La justice française a écarté vendredi la thèse de «l’attentat» pour expliquer les coups de feu qui ont été tirés jeudi devant la mosquée de Brest, faisant deux blessées dont l’imam.

«Les éléments recueillis à l’heure qu’il est ne permettent pas de considérer qu’il s’agit d’un attentat», a assuré le procureur de la République de Brest Jean-Philippe Récappé, soulignant par ailleurs que la section antiterroriste du parquet de Paris ne s’était pas saisie de l’affaire.

Plusieurs coups de feu avaient été tirés jeudi devant la mosquée Sunna, faisant deux blessés dont l’imam Rachid El Jay, avaient indiqué à l’AFP plusieurs sources proches du dossier et le Conseil français du culte musulman (CFCM). L’auteur présumé des coups de feu avait été retrouvé mort après la fusillade, non loin de sa voiture. Il se serait suicidé d’une balle dans la tête, selon une source policière.

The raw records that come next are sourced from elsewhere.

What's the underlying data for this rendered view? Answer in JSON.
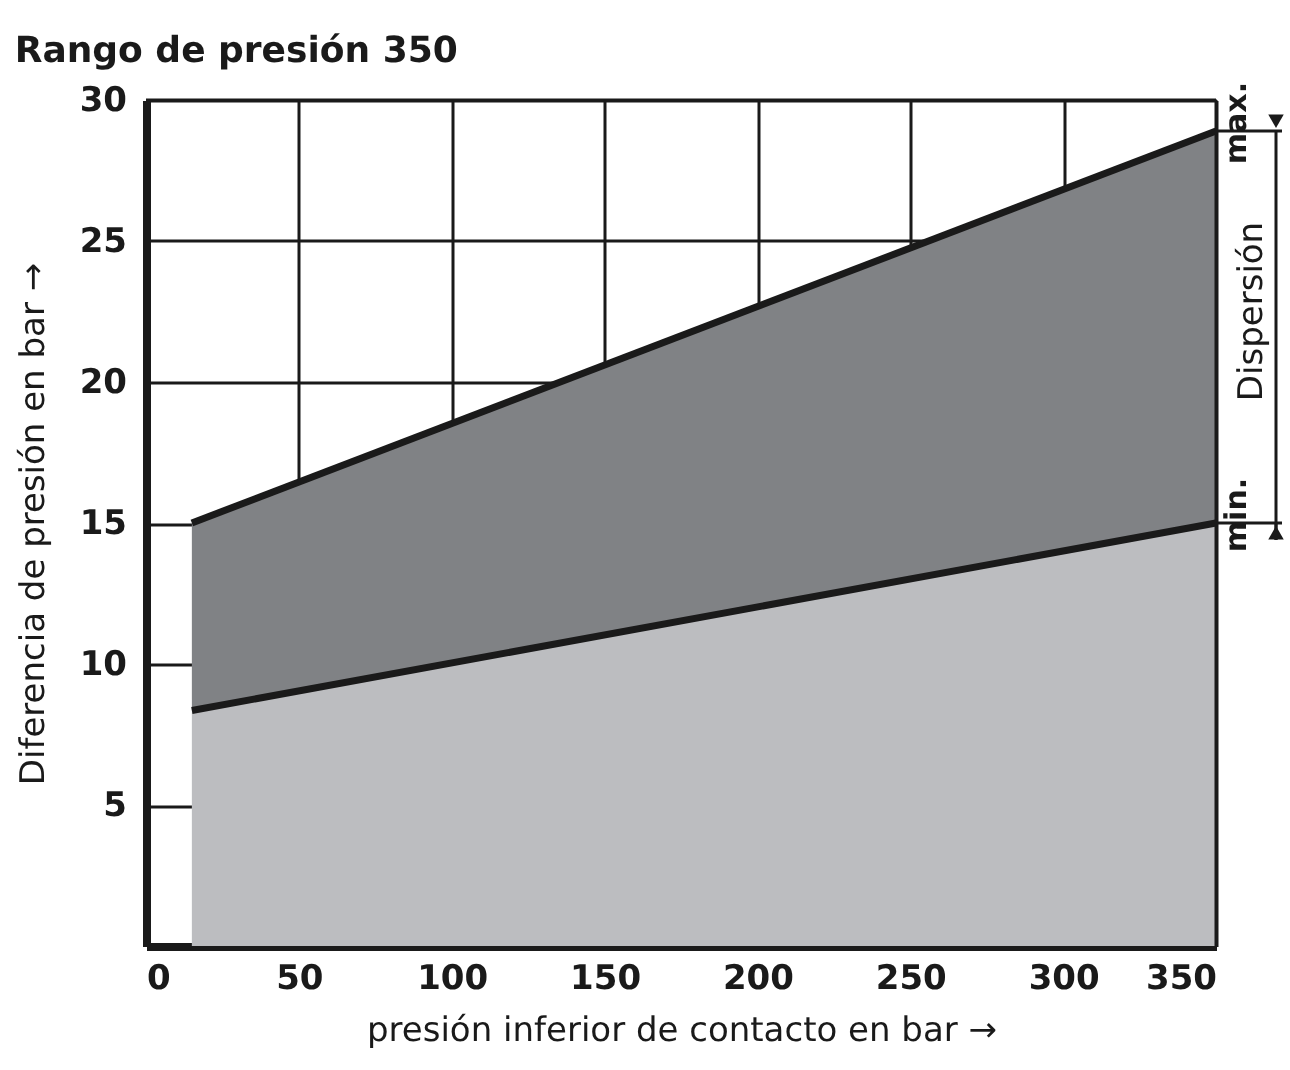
{
  "chart_data": {
    "type": "area",
    "title": "Rango de presión 350",
    "xlabel": "presión inferior de contacto en bar →",
    "ylabel": "Diferencia de presión en bar →",
    "x": [
      15,
      350
    ],
    "stacked": true,
    "series": [
      {
        "color": "#bcbdc0",
        "values": [
          8.35,
          15
        ]
      },
      {
        "color": "#808285",
        "values": [
          6.65,
          13.9
        ]
      }
    ],
    "xlim": [
      0,
      350
    ],
    "xticks": [
      0,
      50,
      100,
      150,
      200,
      250,
      300,
      350
    ],
    "ylim": [
      0,
      30
    ],
    "yticks": [
      5,
      10,
      15,
      20,
      25,
      30
    ],
    "grid": true,
    "annotations": [
      {
        "text": "max.",
        "x": 350,
        "y": 28.9
      },
      {
        "text": "min.",
        "x": 350,
        "y": 15
      },
      "Dispersión"
    ]
  }
}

L’imam a reçu quatre balles, deux dans l’abdomen et deux dans les jambes et le fidèle blessé a reçu deux balles dans les jambes, mais «leurs jours ne sont pas en danger», avait indiqué le CFCM. Selon une source policière, l’auteur présumé, qui a été identifié, a laissé des documents écrits près du lieu où il a été retrouvé mort. Il a par ailleurs posté une photo de lui sur les réseaux sociaux.

«Il est inconnu des services de police, n’est pas fiché, et n’est pas connu comme appartenant à un mouvement d’extrême droite», a précisé cette source policière. «Rachid El Jay a déjà été menacé par Daech car il a des discours en phase avec les valeurs de la République. S’il était pour le fondamentalisme, Daech l’aurait félicité», a commenté le délégué général du CFCM. Selon Romain Caillet, spécialiste du salafisme contemporain, Rachid El Jay «est aussi bien la cible de gens pro-djihad que de groupes d’ultra-droite avec ses vidéos qui ont défrayé la chronique».

Dans l’une d’elles, on le voit expliquer à des enfants que celui qui écoute de la musique risque d’être transformé en porc. «Toutes les hypothèses sont possibles. Il y a 10 ans, cet imam était sur une ligne salafiste non djihadiste, mais pro-saoudienne, et il s’est rangé progressivement sur une ligne traditionnelle marocaine», a précisé Romain Caillet.